Trade Cases
A Year Later: How Are Those Steel Tariffs Working?
Written by Sandy Williams
March 19, 2019
It has been a year since President Trump imposed 25 percent tariffs on steel imports under Section 232, and The Wall Street Journal asked in its Sunday editorial: “How are those steel tariffs working”? The American Institute for International Steel, currently embroiled in a constitutional challenge to the use of Section 232 to regulate imports through tariffs, found the editorial compelling enough to send out to its membership. It is reprinted below.
How Are Those Steel Tariffs Working?
Let’s look at the evidence a year later in jobs and trade flows.
By Editorial Board
3/17/2019
President Trump declared steel imports a national security threat last March and vowed to fight the metallic menace with a 25% tariff. As the President mulls a new tariff on European cars, it’s worth examining how his steel tariff policy is faring a year later by the standards of its own professed protectionist goals.
Trade deficit. “We need and we will get lower trade deficits, and we will stop exporting jobs and start exporting more products instead,” Commerce Secretary Wilbur Ross said last March after the President announced his steel tariffs. We disagree with the President’s preoccupation with trade deficits, which are affected more by capital flows and currency values than trade policy.
But it’s worth pointing out that the trade deficit in steel increased last year by $1 billion as exports (measured in dollars) fell 7% and imports rose 1%. Imports ton for ton fell more than exports did. But the average price of steel per ton increased more for imports than exports, perhaps due to shifts in currency values and product deliveries—e.g., businesses importing more expensive specialized steel grades.
Retaliatory tariffs by Canada and Mexico contributed to a $650 million drop in American steel exports. At the same time imports increased from Mexico and Canada, which are deeply integrated into U.S. supply chains. In many cases manufacturers paid the tariff and passed on the cost to customers.
Mr. Trump’s tariffs had a de minimis impact on Chinese imports, which were already subject to 28 dumping duties. They principally reduced imports from Turkey, Russia and South Korea, which turned around and shipped more steel to other countries.
For example, U.S. imports from Turkey fell by 930,000 tons last year. But Turkey exported 330,000 more tons to Canada and 780,000 more tons to Italy. European steel makers have complained that a flood of imports is driving down prices. But lower prices have made European manufacturers more competitive. Some U.S.-based manufacturers like Harley-Davidson have also moved production to Europe to dodge retaliatory tariffs and take advantage of lower steel prices.

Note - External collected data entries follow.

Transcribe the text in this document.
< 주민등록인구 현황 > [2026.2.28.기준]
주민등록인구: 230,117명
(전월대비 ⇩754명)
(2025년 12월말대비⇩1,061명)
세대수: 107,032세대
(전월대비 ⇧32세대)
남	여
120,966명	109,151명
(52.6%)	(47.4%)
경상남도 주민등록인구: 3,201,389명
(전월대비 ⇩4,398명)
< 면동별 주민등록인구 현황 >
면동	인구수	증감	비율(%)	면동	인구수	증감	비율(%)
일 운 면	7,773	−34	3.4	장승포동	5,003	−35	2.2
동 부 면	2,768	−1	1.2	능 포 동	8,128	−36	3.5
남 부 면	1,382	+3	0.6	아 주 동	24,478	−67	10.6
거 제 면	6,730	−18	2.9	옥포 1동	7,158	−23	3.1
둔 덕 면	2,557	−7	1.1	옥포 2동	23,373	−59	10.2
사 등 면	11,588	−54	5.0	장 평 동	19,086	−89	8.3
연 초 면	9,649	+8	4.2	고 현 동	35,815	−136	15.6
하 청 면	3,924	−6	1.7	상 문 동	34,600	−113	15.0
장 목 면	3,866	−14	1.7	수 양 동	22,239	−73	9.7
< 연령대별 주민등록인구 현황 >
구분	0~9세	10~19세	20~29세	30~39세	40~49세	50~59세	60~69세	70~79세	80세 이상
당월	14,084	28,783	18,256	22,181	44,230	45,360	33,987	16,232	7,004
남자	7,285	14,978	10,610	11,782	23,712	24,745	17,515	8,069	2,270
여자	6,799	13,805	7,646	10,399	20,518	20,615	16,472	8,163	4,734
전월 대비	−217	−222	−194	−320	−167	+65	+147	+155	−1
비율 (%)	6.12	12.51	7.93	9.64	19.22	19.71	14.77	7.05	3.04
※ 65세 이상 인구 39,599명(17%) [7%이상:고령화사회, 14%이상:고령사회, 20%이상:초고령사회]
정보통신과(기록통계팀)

Jobs. While domestic steel production rose 5% last year, the tariffs had little impact on employment in the industry. Steel makers added 2,200 jobs in 2017, but just 200 in the last year. One reason is that steel makers ramped up production at highly-efficient minimills with electric-arc furnaces that employ few workers.
The main impetus for increased production is a strengthened economy, not tariffs. Domestic steel production dropped in 2015 and 2016 even as imports fell because business investment sagged. During the last two years of the Obama Administration, investment in structures—which account for nearly half of domestic steel consumption—fell 4% annually. Equipment investment grew a paltry 0.8%.
Deregulation and tax reform unleashed faster growth and a rebound in U.S. steel production. Over the last two years, investment in structures and equipment has risen by an average of 4.8% and 6.8%, respectively. But note that while American manufacturers have been adding jobs at a rapid clip, wage growth for the 1.4 million workers employed in fabricated metals directly downstream from steel mills has slowed as steel prices have soared.
Negotiating leverage. The Trump Administration argued that it was using steel tariffs as a bargaining chip in negotiations with Mexico and Canada for a revised Nafta. “The president’s view was that it makes sense that if we get a successful agreement, to have them be excluded,” U.S. Trade Representative Robert Lighthizer said last March. “It’s an incentive to get a deal.”
Mexico and Canada signed a revised North American trade pact last year, but the U.S. still hasn’t exempted the two countries from steel tariffs. The retaliatory tariffs by Mexico and Canada therefore remain in effect and are hurting American farmers and manufacturers. Tariffs lose their credibility as leverage for trade deals if negotiating partners assume they won’t go away after a deal is struck.
This is all in addition to the overall economic cost of tariffs in 2018, which reduced U.S. growth momentum. A new study from the National Bureau of Economic Research finds the net economic loss was $7.8 billion, or 0.04% of GDP. That doesn’t include the lost investment due to policy uncertainty.
One group of Americans has benefited from tariffs: steel companies, which are making more money as they benefit from their ability to raise prices in a protected market. Government can always help a politically connected few at the expense of the many. But on every other measure, the steel tariffs have been a bust.